You don’t have to wear a tin foil hat to see what’s happening. When procurement officers start locking in metal at any price, they’re not trading. They’re bracing. They’re afraid of being caught flat-footed if the next geopolitical shock sends silver into a true runaway rally.
If the market keeps tightening, expect the defense sector to start quietly hoarding. They did it with rare earths. They did it with titanium sponge. And now they’ve classified silver as a critical mineral.
That didn’t calm prices. It poured gasoline on them.
Bullion Banks Are Bleeding
This is the part that should make every metals investor sit up straight.
Bullion banks aren’t supposed to lose control. Their entire business model is built on managing flows, nudging price, arbitraging paper against physical, and ensuring the market never breaks into chaos.
But the footprints right now suggest stress—maybe severe stress. It’s perhaps no wonder that JPM fell nearly 5% yesterday.

Silver lease rates are still elevated versus normal, with very short tenors reportedly in the mid-teens to several tens of percent annualised, compared with a long‑run “normal” well under 1% per year.
Deliverable inventories on major exchanges are shrinking at a pace we haven’t seen since the 2011 squeeze.
And the usual liquidity providers are stepping back because the spreads are too unpredictable to quote safely.
When a bullion bank bleeds, it doesn’t show up on CNBC. It shows up in the market microstructure. Banks that normally dominate the market start behaving like they’re afraid of taking the wrong side of the trade.

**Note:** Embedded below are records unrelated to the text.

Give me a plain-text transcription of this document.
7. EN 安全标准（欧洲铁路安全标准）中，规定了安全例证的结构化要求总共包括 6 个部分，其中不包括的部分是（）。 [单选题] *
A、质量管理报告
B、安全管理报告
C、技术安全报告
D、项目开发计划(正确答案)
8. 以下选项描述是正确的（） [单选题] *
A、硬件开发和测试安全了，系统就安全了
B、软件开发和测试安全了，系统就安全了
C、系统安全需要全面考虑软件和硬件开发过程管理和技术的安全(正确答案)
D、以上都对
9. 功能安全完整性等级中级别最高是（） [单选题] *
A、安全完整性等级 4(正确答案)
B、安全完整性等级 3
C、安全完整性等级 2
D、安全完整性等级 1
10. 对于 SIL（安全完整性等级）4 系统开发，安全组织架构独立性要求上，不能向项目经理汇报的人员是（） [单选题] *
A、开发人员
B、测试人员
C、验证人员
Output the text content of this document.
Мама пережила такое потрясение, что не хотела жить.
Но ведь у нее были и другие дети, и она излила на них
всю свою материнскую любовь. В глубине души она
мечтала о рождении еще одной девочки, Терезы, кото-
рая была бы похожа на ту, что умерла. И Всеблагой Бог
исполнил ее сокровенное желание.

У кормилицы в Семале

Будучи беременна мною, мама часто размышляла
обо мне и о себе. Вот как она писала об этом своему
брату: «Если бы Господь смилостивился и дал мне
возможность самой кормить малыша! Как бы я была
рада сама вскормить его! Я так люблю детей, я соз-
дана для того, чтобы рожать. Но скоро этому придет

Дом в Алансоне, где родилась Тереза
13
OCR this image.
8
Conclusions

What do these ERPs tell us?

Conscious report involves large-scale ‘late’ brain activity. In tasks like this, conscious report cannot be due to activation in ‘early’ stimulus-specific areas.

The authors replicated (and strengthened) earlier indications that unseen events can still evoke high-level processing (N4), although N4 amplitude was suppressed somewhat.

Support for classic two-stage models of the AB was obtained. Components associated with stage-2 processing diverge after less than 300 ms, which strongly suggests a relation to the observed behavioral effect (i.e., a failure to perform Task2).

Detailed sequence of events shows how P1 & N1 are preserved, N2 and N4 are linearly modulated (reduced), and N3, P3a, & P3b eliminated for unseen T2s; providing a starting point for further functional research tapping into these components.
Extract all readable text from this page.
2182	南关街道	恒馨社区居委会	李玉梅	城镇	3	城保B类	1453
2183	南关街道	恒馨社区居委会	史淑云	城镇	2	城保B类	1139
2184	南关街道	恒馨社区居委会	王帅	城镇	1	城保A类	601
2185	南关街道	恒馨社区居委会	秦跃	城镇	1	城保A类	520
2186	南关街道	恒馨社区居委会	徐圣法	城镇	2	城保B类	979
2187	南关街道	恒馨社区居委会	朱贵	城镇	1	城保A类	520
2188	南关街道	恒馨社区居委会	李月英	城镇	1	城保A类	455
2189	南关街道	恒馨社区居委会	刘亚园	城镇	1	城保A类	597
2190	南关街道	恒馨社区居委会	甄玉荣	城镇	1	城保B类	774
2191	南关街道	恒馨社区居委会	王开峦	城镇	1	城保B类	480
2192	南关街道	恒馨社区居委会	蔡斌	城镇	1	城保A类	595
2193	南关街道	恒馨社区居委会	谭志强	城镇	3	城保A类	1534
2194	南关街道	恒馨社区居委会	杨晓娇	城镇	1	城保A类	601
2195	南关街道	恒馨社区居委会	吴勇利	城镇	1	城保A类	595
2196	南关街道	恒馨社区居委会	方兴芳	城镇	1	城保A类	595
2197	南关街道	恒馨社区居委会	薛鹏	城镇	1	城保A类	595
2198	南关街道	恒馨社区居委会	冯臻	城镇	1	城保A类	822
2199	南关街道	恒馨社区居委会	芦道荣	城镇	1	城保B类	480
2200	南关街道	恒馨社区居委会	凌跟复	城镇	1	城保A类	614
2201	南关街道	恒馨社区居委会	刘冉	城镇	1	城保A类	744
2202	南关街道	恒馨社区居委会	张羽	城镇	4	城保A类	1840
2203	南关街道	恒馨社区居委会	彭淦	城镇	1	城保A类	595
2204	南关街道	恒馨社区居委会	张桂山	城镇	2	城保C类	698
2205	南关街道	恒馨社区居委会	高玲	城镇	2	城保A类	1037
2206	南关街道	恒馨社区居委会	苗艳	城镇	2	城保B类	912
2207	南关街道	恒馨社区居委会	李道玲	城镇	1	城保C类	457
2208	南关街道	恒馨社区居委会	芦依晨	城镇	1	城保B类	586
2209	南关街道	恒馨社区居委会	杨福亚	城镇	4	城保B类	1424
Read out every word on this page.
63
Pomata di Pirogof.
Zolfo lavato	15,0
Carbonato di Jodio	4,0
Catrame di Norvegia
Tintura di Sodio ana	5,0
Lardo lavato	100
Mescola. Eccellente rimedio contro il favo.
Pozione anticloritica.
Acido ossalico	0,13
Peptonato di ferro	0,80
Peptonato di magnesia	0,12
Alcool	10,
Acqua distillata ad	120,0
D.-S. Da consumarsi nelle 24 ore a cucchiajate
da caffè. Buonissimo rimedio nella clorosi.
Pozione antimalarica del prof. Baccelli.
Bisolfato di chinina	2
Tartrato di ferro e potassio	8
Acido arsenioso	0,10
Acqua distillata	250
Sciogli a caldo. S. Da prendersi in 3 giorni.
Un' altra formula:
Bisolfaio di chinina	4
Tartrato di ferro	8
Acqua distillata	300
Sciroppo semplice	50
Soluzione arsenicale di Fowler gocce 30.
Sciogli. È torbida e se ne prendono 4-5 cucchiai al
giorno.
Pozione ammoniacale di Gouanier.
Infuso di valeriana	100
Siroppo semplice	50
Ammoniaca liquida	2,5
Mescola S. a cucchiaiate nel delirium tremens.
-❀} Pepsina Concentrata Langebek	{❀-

If silver keeps rising in this jagged, disorderly pattern, someone is getting crushed behind the curtain. And once a bank is cornered, the problem is no longer price volatility, but systemic risk.
And speaking of systemic risk, right now, an ounce of silver ($61) is worth more than a barrel of oil ($58.50). That isn’t normal. When this historical anomaly happens, either silver crashes or oil soars, or both.
Wrap Up
Silver’s rise is thrilling, profitable, and long overdue. But it’s also a warning. Markets don’t behave like this unless something in the machinery has snapped.
Enjoy the move. Participate in it. But don’t mistake it for a peaceful repricing.
Silver is telling us a story, and we’re in the early chapters.